Recuerdo al pintor José Olivares Palacios en sus clases de dibujo y trabajos manuales del colegio. Teníamos trece años y él nunca enseñaba su obra propia. Una mañana uno de nosotros leyó en el periódico el anuncio de su primera exposición en Jaén, y algunos nos presentamos sin avisar. En la galería nos encontramos con una colección de melancólicos paisajes de olivar sobre los que flotaban, transparentes, los rostros de las personas del campo. Ancianos, arrugados, pero misteriosamente bellos… ¿Y qué os ha parecido?, nos preguntó a la semana siguiente en clase. Yo sólo acerté a contestar: muy bonita, pero es triste no? Es que el campo es muy triste, contestó José Olivares. En realidad no era triste la palabra que yo hubiera querido decir. En realidad no tenía palabras para dar cuerpo a una vaga impresión de descubrimiento que me habían producido las pinturas. Sabía que, a partir de entonces no volvería a ver los olivares ni las colinas como antes. El paisaje había dejado de ser una postal. En los surcos, en las nubes, en las hileras cultivadas y en las rocas estaba el rostro de las personas que lo habían transformado, las que se hacían ancianos con el, para acabar ser parte de él.
Luego la vida cotidiana va transcurriendo sumida en el territorio artificial del consumo y las utopías más o menos personales, donde la perfección es una arista brillante e inoxidable iluminada con precisión. En los centros comerciales, las únicas personas que combinan con el paisaje son los modelos de las fotografías que los decoran. Los compradores somos intrusos necesarios, pero disonantes en esa extraña perfección codificada. En las fotografías de arquitectura ni eso: mejor que las personas no están.

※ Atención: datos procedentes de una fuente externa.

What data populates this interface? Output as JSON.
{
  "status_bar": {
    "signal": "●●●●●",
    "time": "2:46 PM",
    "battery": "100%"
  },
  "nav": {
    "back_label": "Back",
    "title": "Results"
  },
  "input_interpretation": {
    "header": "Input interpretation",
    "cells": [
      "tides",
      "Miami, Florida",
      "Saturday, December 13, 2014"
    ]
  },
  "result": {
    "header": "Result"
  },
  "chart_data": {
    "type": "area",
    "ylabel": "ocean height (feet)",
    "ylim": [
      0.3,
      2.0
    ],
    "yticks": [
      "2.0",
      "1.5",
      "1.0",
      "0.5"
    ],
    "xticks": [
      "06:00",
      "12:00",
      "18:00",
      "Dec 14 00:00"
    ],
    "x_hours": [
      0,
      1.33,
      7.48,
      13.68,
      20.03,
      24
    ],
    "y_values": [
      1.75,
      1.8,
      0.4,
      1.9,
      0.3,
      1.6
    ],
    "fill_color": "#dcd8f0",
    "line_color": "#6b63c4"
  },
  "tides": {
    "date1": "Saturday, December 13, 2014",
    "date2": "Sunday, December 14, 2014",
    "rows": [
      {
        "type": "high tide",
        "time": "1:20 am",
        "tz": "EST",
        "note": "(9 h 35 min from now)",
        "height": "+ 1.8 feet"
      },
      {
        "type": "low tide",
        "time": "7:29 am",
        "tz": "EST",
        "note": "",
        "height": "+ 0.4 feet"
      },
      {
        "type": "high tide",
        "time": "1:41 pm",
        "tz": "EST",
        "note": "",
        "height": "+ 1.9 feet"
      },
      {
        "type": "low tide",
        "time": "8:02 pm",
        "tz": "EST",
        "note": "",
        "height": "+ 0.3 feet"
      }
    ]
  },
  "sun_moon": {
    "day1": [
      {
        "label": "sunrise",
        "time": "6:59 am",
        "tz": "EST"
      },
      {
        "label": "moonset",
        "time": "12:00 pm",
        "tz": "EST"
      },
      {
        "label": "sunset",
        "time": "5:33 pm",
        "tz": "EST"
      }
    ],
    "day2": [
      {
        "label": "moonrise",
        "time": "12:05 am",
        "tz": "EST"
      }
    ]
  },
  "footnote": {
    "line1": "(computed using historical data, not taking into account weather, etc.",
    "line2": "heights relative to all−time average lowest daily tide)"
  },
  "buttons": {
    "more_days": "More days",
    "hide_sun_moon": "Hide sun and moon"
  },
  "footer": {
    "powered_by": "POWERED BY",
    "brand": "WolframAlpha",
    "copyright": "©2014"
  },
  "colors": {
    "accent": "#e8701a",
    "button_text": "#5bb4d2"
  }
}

¿Acoger a las personas y sus desaliños o aceptar la tiranía de la perfección? Nadie escapa a actitudes ambiguas. El mismo Alejandro de la Sota, que sentenciaba que “no puede entrar un desaliñado en el Pabellón de Barcelona” y que “la arquitectura buena está llena de renuncias de todo”, manifestaba en otro escrito casi coetáneo su admiración por la “deshabillé“ de la obra de Le Corbusier, que le predisponía en contra de “esa otra repugnante perfección encubridora de tantos defectos de fondo”.

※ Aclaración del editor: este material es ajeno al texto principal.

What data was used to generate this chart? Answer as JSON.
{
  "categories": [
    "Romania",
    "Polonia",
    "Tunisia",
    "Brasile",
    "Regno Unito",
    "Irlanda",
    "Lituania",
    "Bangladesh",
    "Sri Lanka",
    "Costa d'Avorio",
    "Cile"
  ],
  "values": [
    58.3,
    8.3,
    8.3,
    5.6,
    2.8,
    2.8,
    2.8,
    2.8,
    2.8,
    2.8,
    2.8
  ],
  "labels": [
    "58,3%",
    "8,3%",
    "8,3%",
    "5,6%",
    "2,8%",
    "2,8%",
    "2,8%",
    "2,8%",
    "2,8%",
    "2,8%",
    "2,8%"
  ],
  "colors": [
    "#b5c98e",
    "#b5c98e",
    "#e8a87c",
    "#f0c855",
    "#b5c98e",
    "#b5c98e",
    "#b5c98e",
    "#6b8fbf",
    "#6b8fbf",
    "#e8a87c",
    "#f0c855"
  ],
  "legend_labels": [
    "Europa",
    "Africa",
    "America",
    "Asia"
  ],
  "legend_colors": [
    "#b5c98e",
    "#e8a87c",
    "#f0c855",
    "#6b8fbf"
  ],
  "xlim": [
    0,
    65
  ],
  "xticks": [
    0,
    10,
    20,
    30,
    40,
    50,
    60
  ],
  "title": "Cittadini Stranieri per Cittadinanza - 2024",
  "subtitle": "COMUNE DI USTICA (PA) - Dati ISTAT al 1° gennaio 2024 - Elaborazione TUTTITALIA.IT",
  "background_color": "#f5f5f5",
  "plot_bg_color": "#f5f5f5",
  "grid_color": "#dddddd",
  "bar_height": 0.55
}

El primer trabajo de colaboración con el fotógrafo Javier Orive, se propuso documentar la interacción entre las personas y la arquitectura en la obra de 30 viviendas sociales en el sector La Atalaya de Conil de la Frontera, visitándola tres años después de su entrega. La elección de esa obra para este tipo de trabajo fue intencionada. Sabíamos que el recurso tipológico a las calles interiores iluminadas por patios contrapeados que tanto recordaba a los antiguos corrales conileños había encontrado una muy interesante apropiación por parte de los vecinos. Cuando la obra fue distinguida con una de las menciones del Premio Europeo de Arquitectura Ugo Rivolta, para el que enviamos como parte de la documentación las fotos de Orive, uno de los miembros del jurado comentó a posterior que durante un momento desconfiaron de las fotografías. ¿No será un truco del photoshop? Hasta ese punto hemos llegado a creernos que las personas sólo interactúan positivamente con la arquitectura moderna cuando son virtuales y habitan en los renders.

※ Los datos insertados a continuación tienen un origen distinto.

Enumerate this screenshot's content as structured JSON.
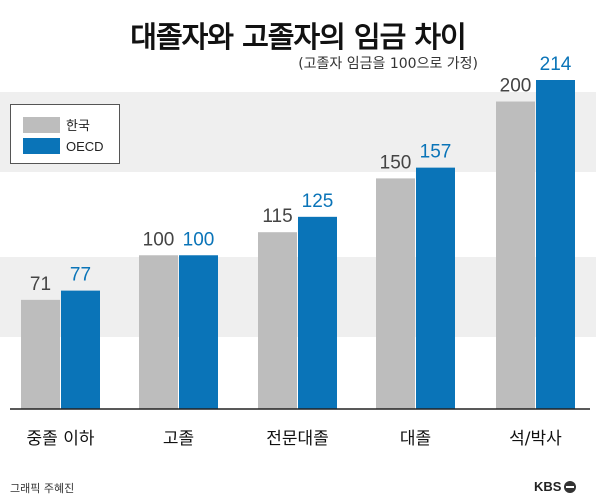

El mismo tipo de aproximación artística a cómo las personas superponen a la arquitectura en está en el trabajo de Rafaela Rodríguez, en su reportaje sobre el edificio de oficinas para Emasesa en Sevilla. Rafaela es también autora de un intenso vídeo titulado Paredes que hablan, en el que se visitan con una mirada íntima tres edificios de vivienda colectiva, entre los que figura nuestra obra de
30 viviendas sociales en el barrio de San Jerónimo de Sevilla. Por sus pausadas imágenes pasan parejas de abuelos, jóvenes en su estudio, niños desayunando… que han hecho de las viviendas un paisaje a su medida. Nada allí es perfecto, nada brilla. Pero allí, al contrario que lo que ocurre delante de los pósters de colonia en los centros comerciales, las personas pegan.